Phocas a écrit :
A-t-il été un "boulet" ou un atout pour la construction européenne?
A en lire les mémoires de Paul-Henri Spaak, l'un des initiateurs du Marché Commun, De Gaulle devait paraître un sacré boulet pour ses homologues, entre le véto français unilatéral à la candidature britannique et la politique de la chaise vide.
Mais pour un historien, la question ne se pose pas en ces termes : il n'y a pas
une voie de la construction européenne, qui mènerait du charbon et de l'acier à une belle fédération bien huilée, avec des obstacles à franchir, des boulets qui ralentissent et des grands hommes qui l'accélèrent. Il vaut mieux se demander quelle marque il a apporté sur la construction européenne, s'il l'a infléchie dans un sens ou un autre.
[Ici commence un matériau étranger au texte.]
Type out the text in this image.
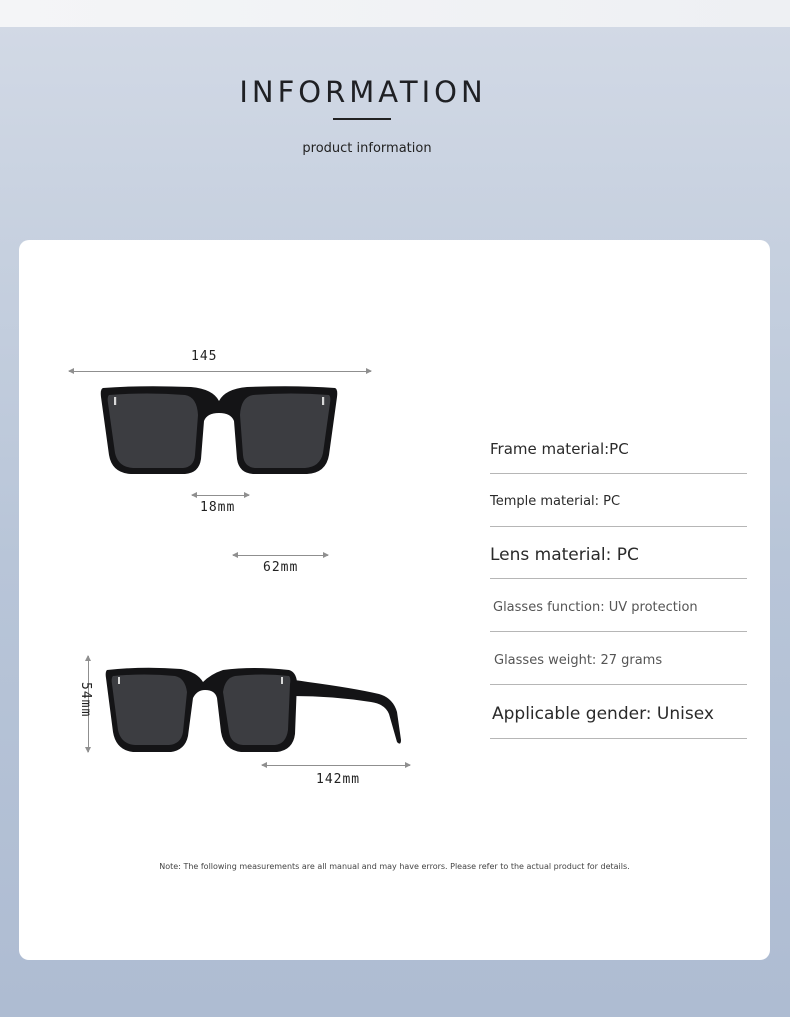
INFORMATION
product information
145
18mm
62mm
54mm
142mm
Frame material:PC
Temple material: PC
Lens material: PC
Glasses function: UV protection
Glasses weight: 27 grams
Applicable gender: Unisex
Note: The following measurements are all manual and may have errors. Please refer to the actual product for details.
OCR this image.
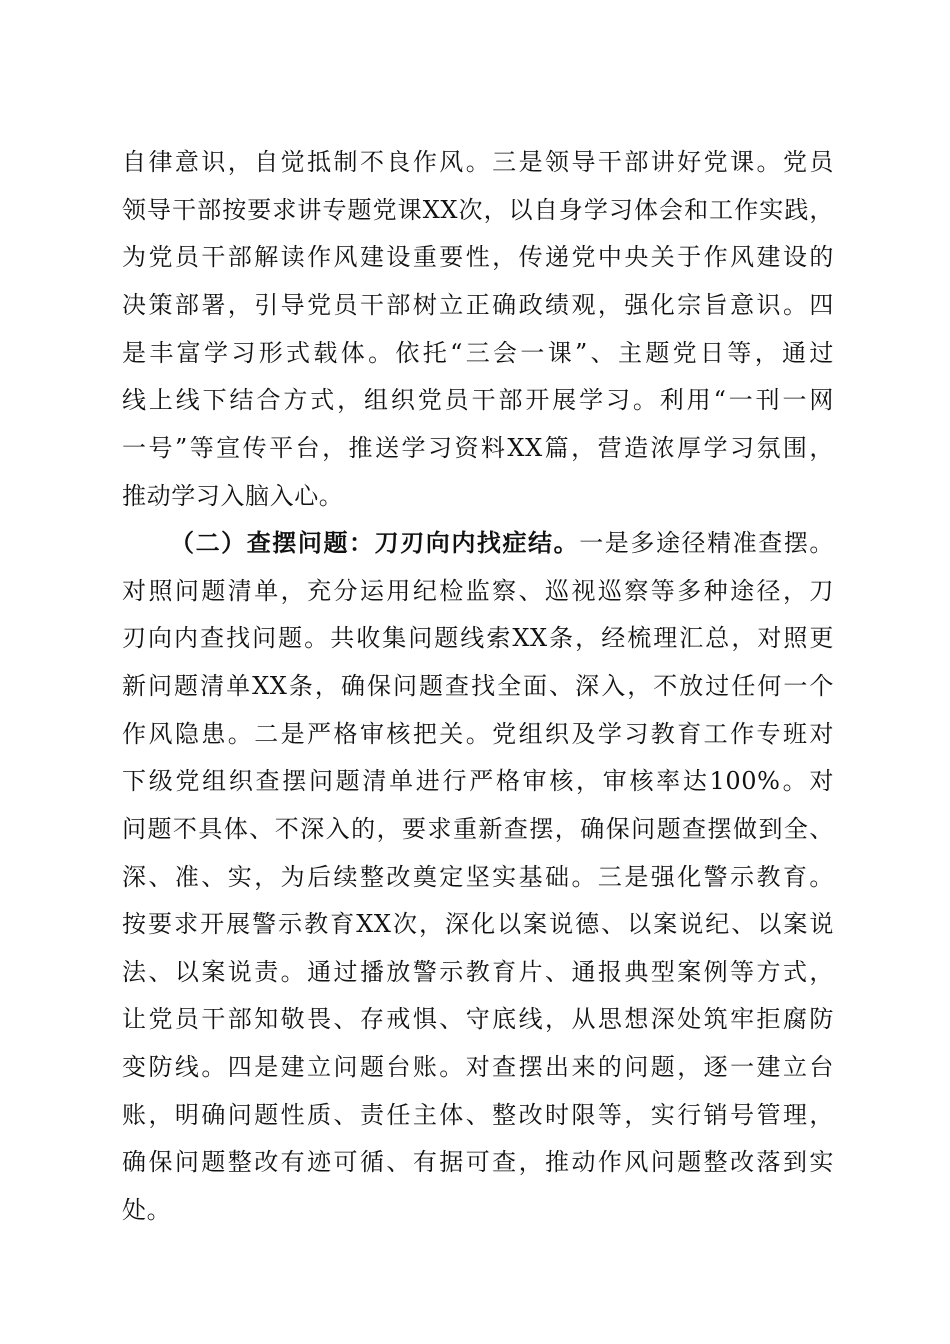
自律意识，自觉抵制不良作风。三是领导干部讲好党课。党员
领导干部按要求讲专题党课XX次，以自身学习体会和工作实践，
为党员干部解读作风建设重要性，传递党中央关于作风建设的
决策部署，引导党员干部树立正确政绩观，强化宗旨意识。四
是丰富学习形式载体。依托“三会一课”、主题党日等，通过
线上线下结合方式，组织党员干部开展学习。利用“一刊一网
一号”等宣传平台，推送学习资料XX篇，营造浓厚学习氛围，
推动学习入脑入心。
（二）查摆问题：刀刃向内找症结。一是多途径精准查摆。
对照问题清单，充分运用纪检监察、巡视巡察等多种途径，刀
刃向内查找问题。共收集问题线索XX条，经梳理汇总，对照更
新问题清单XX条，确保问题查找全面、深入，不放过任何一个
作风隐患。二是严格审核把关。党组织及学习教育工作专班对
下级党组织查摆问题清单进行严格审核，审核率达100%。对
问题不具体、不深入的，要求重新查摆，确保问题查摆做到全、
深、准、实，为后续整改奠定坚实基础。三是强化警示教育。
按要求开展警示教育XX次，深化以案说德、以案说纪、以案说
法、以案说责。通过播放警示教育片、通报典型案例等方式，
让党员干部知敬畏、存戒惧、守底线，从思想深处筑牢拒腐防
变防线。四是建立问题台账。对查摆出来的问题，逐一建立台
账，明确问题性质、责任主体、整改时限等，实行销号管理，
确保问题整改有迹可循、有据可查，推动作风问题整改落到实
处。
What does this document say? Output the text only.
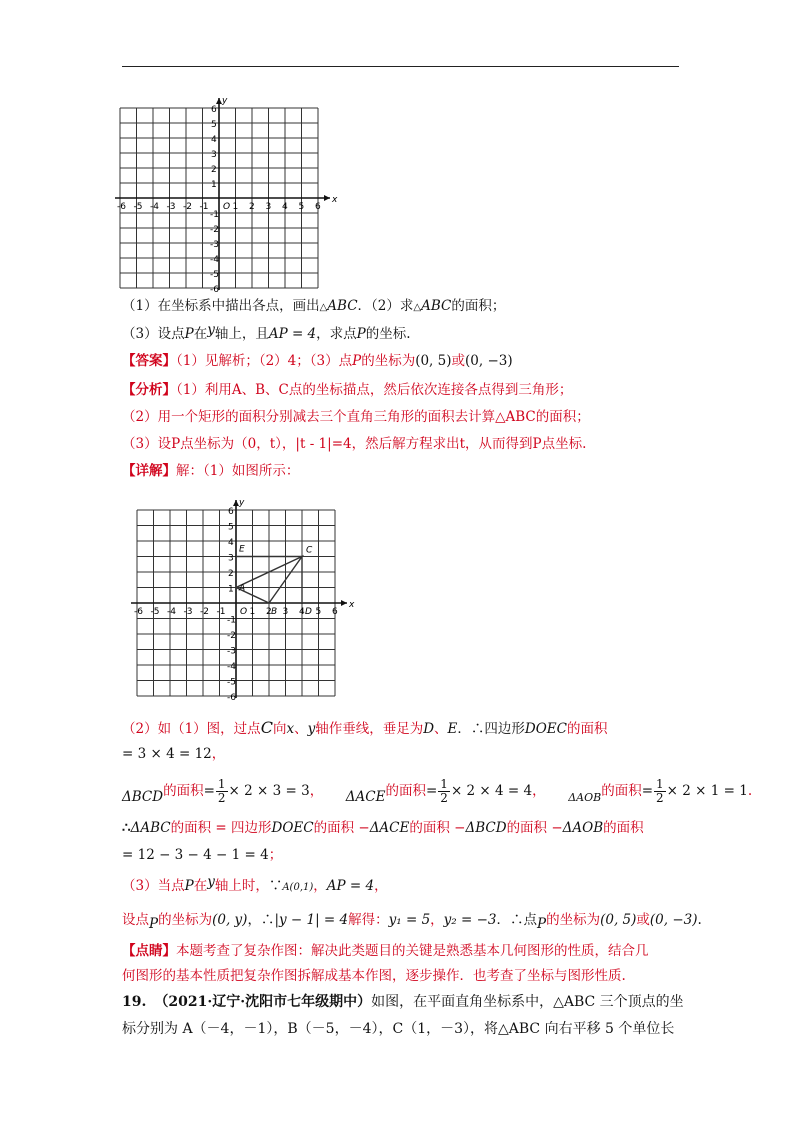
x
y
-6 -5 -4 -3 -2 -1 O 1 2 3 4 5 6
1
2
3
4
5
6
-1
-2
-3
-4
-5
-6
（1）在坐标系中描出各点，画出△ABC．（2）求△ABC的面积；
（3）设点P在y轴上，且AP = 4，求点P的坐标.
【答案】（1）见解析；（2）4；（3）点P的坐标为(0, 5)或(0, −3)
【分析】（1）利用A、B、C点的坐标描点，然后依次连接各点得到三角形；
（2）用一个矩形的面积分别减去三个直角三角形的面积去计算△ABC的面积；
（3）设P点坐标为（0，t），|t - 1|=4，然后解方程求出t，从而得到P点坐标.
【详解】解：（1）如图所示：
x
y
-6 -5 -4 -3 -2 -1 O 1 2 3 4 5 6
1
2
3
4
5
6
-1
-2
-3
-4
-5
-6
A
B
C
D
E
（2）如（1）图，过点C向x、y轴作垂线，垂足为D、E．∴四边形DOEC的面积
= 3 × 4 = 12，
ΔBCD的面积= $\frac{1}{2} \times 2 \times 3 = 3$， ΔACE的面积= $\frac{1}{2} \times 2 \times 4 = 4$， $_{\Delta AOB}$的面积= $\frac{1}{2} \times 2 \times 1 = 1$.
∴ΔABC的面积 = 四边形DOEC的面积 −ΔACE的面积 −ΔBCD的面积 −ΔAOB的面积
= 12 − 3 − 4 − 1 = 4；
（3）当点P在y轴上时，∵A(0,1)，AP = 4，
设点P的坐标为(0, y)，∴|y − 1| = 4解得：y₁ = 5，y₂ = −3．∴点P的坐标为(0, 5)或(0, −3).
【点睛】本题考查了复杂作图：解决此类题目的关键是熟悉基本几何图形的性质，结合几
何图形的基本性质把复杂作图拆解成基本作图，逐步操作．也考查了坐标与图形性质.
19. （2021·辽宁·沈阳市七年级期中）如图，在平面直角坐标系中，△ABC 三个顶点的坐
标分别为 A（－4，－1），B（－5，－4），C（1，－3），将△ABC 向右平移 5 个单位长
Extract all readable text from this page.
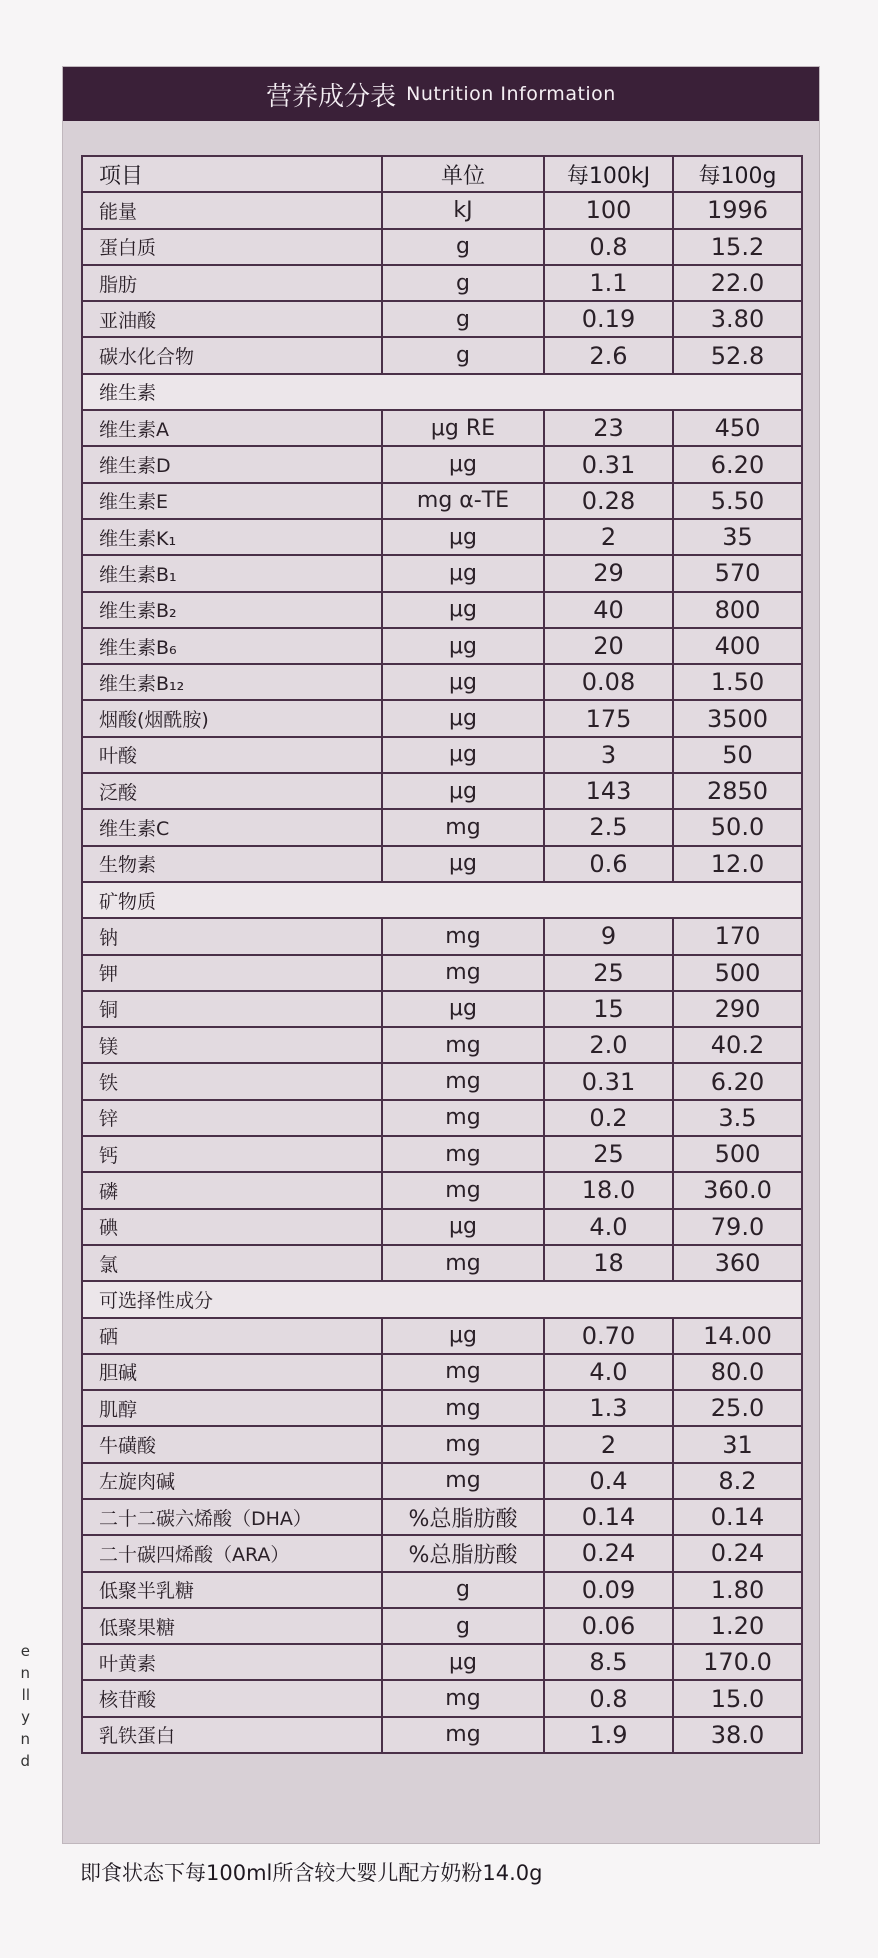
e
n
ll
y
n
d
营养成分表 Nutrition Information
项目	单位	每100kJ	每100g
能量	kJ	100	1996
蛋白质	g	0.8	15.2
脂肪	g	1.1	22.0
亚油酸	g	0.19	3.80
碳水化合物	g	2.6	52.8
维生素			
维生素A	μg RE	23	450
维生素D	μg	0.31	6.20
维生素E	mg α-TE	0.28	5.50
维生素K₁	μg	2	35
维生素B₁	μg	29	570
维生素B₂	μg	40	800
维生素B₆	μg	20	400
维生素B₁₂	μg	0.08	1.50
烟酸(烟酰胺)	μg	175	3500
叶酸	μg	3	50
泛酸	μg	143	2850
维生素C	mg	2.5	50.0
生物素	μg	0.6	12.0
矿物质			
钠	mg	9	170
钾	mg	25	500
铜	μg	15	290
镁	mg	2.0	40.2
铁	mg	0.31	6.20
锌	mg	0.2	3.5
钙	mg	25	500
磷	mg	18.0	360.0
碘	μg	4.0	79.0
氯	mg	18	360
可选择性成分			
硒	μg	0.70	14.00
胆碱	mg	4.0	80.0
肌醇	mg	1.3	25.0
牛磺酸	mg	2	31
左旋肉碱	mg	0.4	8.2
二十二碳六烯酸（DHA）	%总脂肪酸	0.14	0.14
二十碳四烯酸（ARA）	%总脂肪酸	0.24	0.24
低聚半乳糖	g	0.09	1.80
低聚果糖	g	0.06	1.20
叶黄素	μg	8.5	170.0
核苷酸	mg	0.8	15.0
乳铁蛋白	mg	1.9	38.0
即食状态下每100ml所含较大婴儿配方奶粉14.0g
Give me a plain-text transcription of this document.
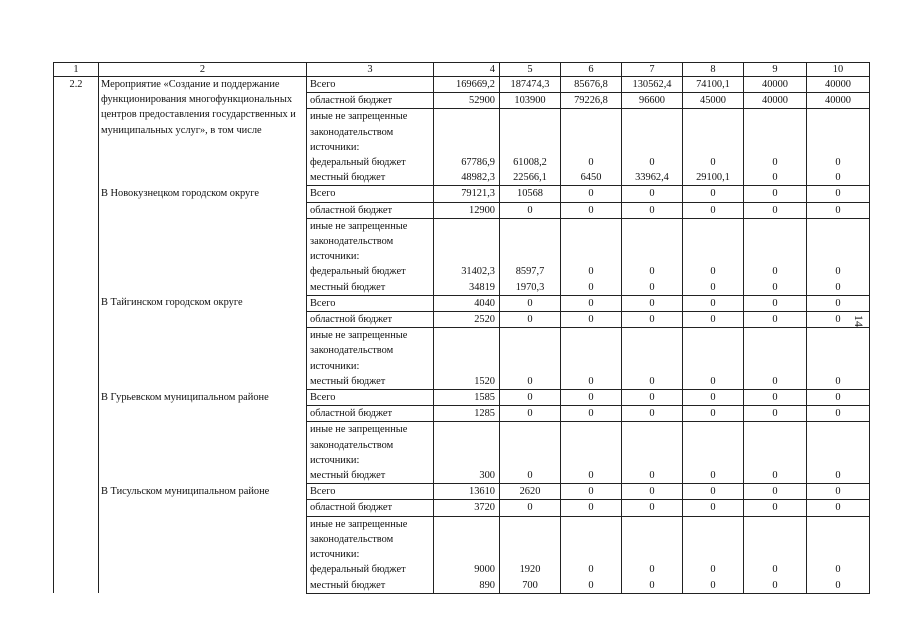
1	2	3	4	5	6	7	8	9	10
2.2	Мероприятие «Создание и поддержание функционирования многофункциональных центров предоставления государственных и муниципальных услуг», в том числе	Всего	169669,2	187474,3	85676,8	130562,4	74100,1	40000	40000
		областной бюджет	52900	103900	79226,8	96600	45000	40000	40000
		иные не запрещенные законодательством источники:							
		федеральный бюджет	67786,9	61008,2	0	0	0	0	0
		местный бюджет	48982,3	22566,1	6450	33962,4	29100,1	0	0
	В Новокузнецком городском округе	Всего	79121,3	10568	0	0	0	0	0
		областной бюджет	12900	0	0	0	0	0	0
		иные не запрещенные законодательством источники:							
		федеральный бюджет	31402,3	8597,7	0	0	0	0	0
		местный бюджет	34819	1970,3	0	0	0	0	0
	В Тайгинском городском округе	Всего	4040	0	0	0	0	0	0
		областной бюджет	2520	0	0	0	0	0	0
		иные не запрещенные законодательством источники:							
		местный бюджет	1520	0	0	0	0	0	0
	В Гурьевском муниципальном районе	Всего	1585	0	0	0	0	0	0
		областной бюджет	1285	0	0	0	0	0	0
		иные не запрещенные законодательством источники:							
		местный бюджет	300	0	0	0	0	0	0
	В Тисульском муниципальном районе	Всего	13610	2620	0	0	0	0	0
		областной бюджет	3720	0	0	0	0	0	0
		иные не запрещенные законодательством источники:							
		федеральный бюджет	9000	1920	0	0	0	0	0
		местный бюджет	890	700	0	0	0	0	0
14
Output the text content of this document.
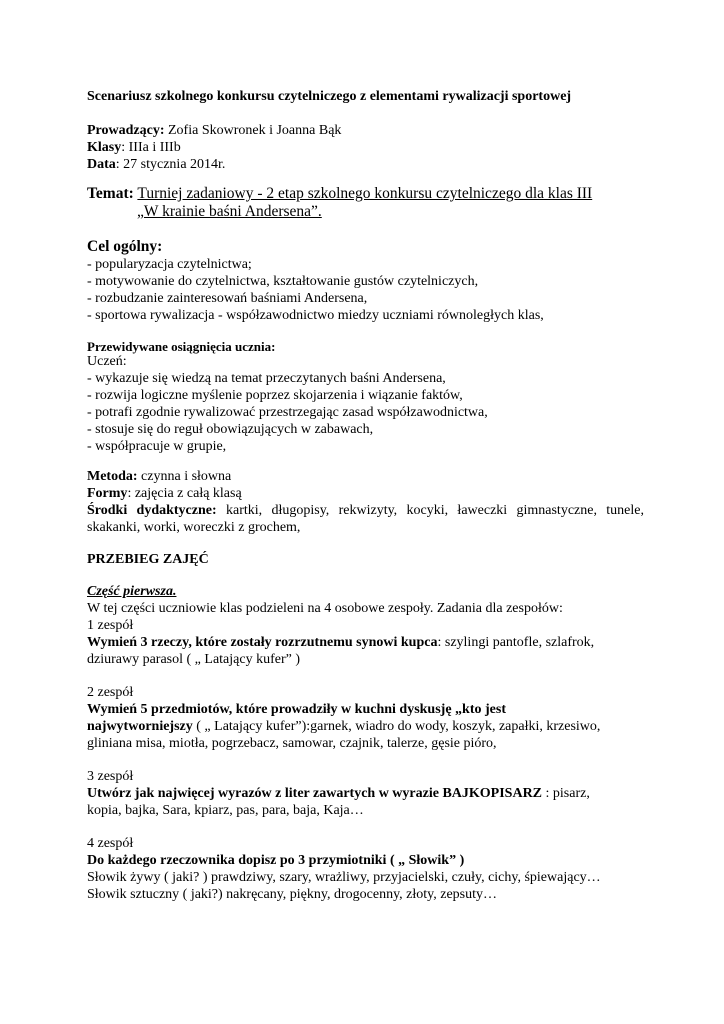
Scenariusz szkolnego konkursu czytelniczego z elementami rywalizacji sportowej
Prowadzący: Zofia Skowronek i Joanna Bąk
Klasy: IIIa i IIIb
Data: 27 stycznia 2014r.
Temat: Turniej zadaniowy - 2 etap szkolnego konkursu czytelniczego dla klas III
„W krainie baśni Andersena”.
Cel ogólny:
- popularyzacja czytelnictwa;
- motywowanie do czytelnictwa, kształtowanie gustów czytelniczych,
- rozbudzanie zainteresowań baśniami Andersena,
- sportowa rywalizacja - współzawodnictwo miedzy uczniami równoległych klas,
Przewidywane osiągnięcia ucznia:
Uczeń:
- wykazuje się wiedzą na temat przeczytanych baśni Andersena,
- rozwija logiczne myślenie poprzez skojarzenia i wiązanie faktów,
- potrafi zgodnie rywalizować przestrzegając zasad współzawodnictwa,
- stosuje się do reguł obowiązujących w zabawach,
- współpracuje w grupie,
Metoda: czynna i słowna
Formy: zajęcia z całą klasą
Środki dydaktyczne: kartki, długopisy, rekwizyty, kocyki, ławeczki gimnastyczne, tunele,
skakanki, worki, woreczki z grochem,
PRZEBIEG ZAJĘĆ
Część pierwsza.
W tej części uczniowie klas podzieleni na 4 osobowe zespoły. Zadania dla zespołów:
1 zespół
Wymień 3 rzeczy, które zostały rozrzutnemu synowi kupca: szylingi pantofle, szlafrok,
dziurawy parasol ( „ Latający kufer” )
2 zespół
Wymień 5 przedmiotów, które prowadziły w kuchni dyskusję „kto jest
najwytworniejszy ( „ Latający kufer”):garnek, wiadro do wody, koszyk, zapałki, krzesiwo,
gliniana misa, miotła, pogrzebacz, samowar, czajnik, talerze, gęsie pióro,
3 zespół
Utwórz jak najwięcej wyrazów z liter zawartych w wyrazie BAJKOPISARZ : pisarz,
kopia, bajka, Sara, kpiarz, pas, para, baja, Kaja…
4 zespół
Do każdego rzeczownika dopisz po 3 przymiotniki ( „ Słowik” )
Słowik żywy ( jaki? ) prawdziwy, szary, wrażliwy, przyjacielski, czuły, cichy, śpiewający…
Słowik sztuczny ( jaki?) nakręcany, piękny, drogocenny, złoty, zepsuty…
Je pense que l'empreinte de De Gaulle sur l'Europe, c'est l'infléchissement très net vers l'intergouvernemental par rapport au supranational : la politique de la chaise vide a considérablement affaibli la position d'Hallstein, et à travers lui de la commission tout entière.
De Gaulle est un patriote réaliste. Ce qui compte pour lui, c'est la France, et la "certaine idée" qu'il en avait (on le saura, comme dirait Obélix). Il était au départ très hostile à une communauté européenne. Pendant la Seconde Guerre mondiale, il écarte les plans de Monnet (qu'il appelait "l'homme des Américains") sur une réconciliation franco-allemande et à la fin de la guerre, il est adepte d'une ligne très dure vis-à-vis de l'Allemagne. Durant la IVe République, les gaullistes seront hostiles à la CED puis au Marché Commun en 1957.
Mais, dès son arrivée au pouvoir, De Gaulle se rallie au Marché Commun, comme il l'explique très bien dans l'entretien télévisé du 14 décembre 1955, parce qu'il comprend que le protectionnisme est une impasse. Il va d'ailleurs créer les conditions de l'adaptation de la France à ce marché commun, notamment par la création du franc lourd en décembre 1958.
De Gaulle voyait donc l'Europe comme un multiplicateur de puissance pour la France, certes. Mais je pense que c'était pareil pour les autres grands Etats européens. Je n'ai pas l'impression qu'il ait tenté d'imposer une hégémonie française sur l'Europe. Ce qui l'intéressait, c'était que la France ait quand même les mains libres pour mener sa politique, notamment en matière de défense. D'où son combat contre Hallstein et les dérives supranationales de la commission, d'où aussi son opposition à la candidature britannique, considérée comme un cheval de troie américain (les Etats-Unis, c'est l'obsession de De Gaulle!).